Позже, в техническом блоке, Омир сидел на полу, без экзоскелета, в одних штанах, потягивая белковый напиток. Его тело было точёным, но с рубцами: клон, прошедший сквозь несколько пересборок. Он знал, что не полноценен – юридически он даже не человек. И тем не менее был в команде, потому что создавал лучшие экосистемы на Поясе Цереры.
Он просматривал журнал мутаций и чертежи Агаты. У неё был талант: её конструкции «дышали», они не просто жили – они хотели жить. Это пугало и восхищало.
– Если ты создала живое существо, – пробормотал он, – оно может захотеть остаться.
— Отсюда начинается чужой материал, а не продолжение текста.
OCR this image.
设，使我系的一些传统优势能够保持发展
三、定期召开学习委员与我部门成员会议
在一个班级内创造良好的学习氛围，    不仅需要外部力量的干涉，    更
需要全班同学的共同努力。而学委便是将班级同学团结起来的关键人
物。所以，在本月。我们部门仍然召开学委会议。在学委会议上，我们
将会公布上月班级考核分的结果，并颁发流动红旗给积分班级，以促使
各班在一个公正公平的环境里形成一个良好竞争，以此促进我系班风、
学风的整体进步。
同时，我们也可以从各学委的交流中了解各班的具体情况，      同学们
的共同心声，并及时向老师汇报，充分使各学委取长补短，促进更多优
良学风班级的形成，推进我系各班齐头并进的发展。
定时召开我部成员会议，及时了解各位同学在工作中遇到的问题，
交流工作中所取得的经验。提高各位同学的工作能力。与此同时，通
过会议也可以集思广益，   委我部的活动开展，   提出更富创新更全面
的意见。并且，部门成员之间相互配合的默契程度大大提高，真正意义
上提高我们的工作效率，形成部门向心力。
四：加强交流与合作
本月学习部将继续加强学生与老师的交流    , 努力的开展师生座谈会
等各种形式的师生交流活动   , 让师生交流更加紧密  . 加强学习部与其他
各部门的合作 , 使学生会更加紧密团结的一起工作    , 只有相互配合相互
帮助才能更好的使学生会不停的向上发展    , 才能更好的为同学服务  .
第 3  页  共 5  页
На экране отображалась структура ткани нового растения. Оно не просто мутировало. Оно перестроило себя. И добавило код, которого не было.
Внизу – цифровая подпись: «Феникс».
Но никто из них не вносил этого имени.
ГЛАВА 2. Симуляция
За пределами купола всё ещё шел дождь.
Не обычный – атмосферу на поверхности нельзя было назвать пригодной для жизни. Это был химический дождь: кислотный, вязкий, будто состоящий из слёз металлов. Он стекал по наружным стенам станции, оставляя после себя серебристые разводы. Люди не выходили наружу уже сорок лет – по крайней мере, не без скафандров и регенерационных протоколов.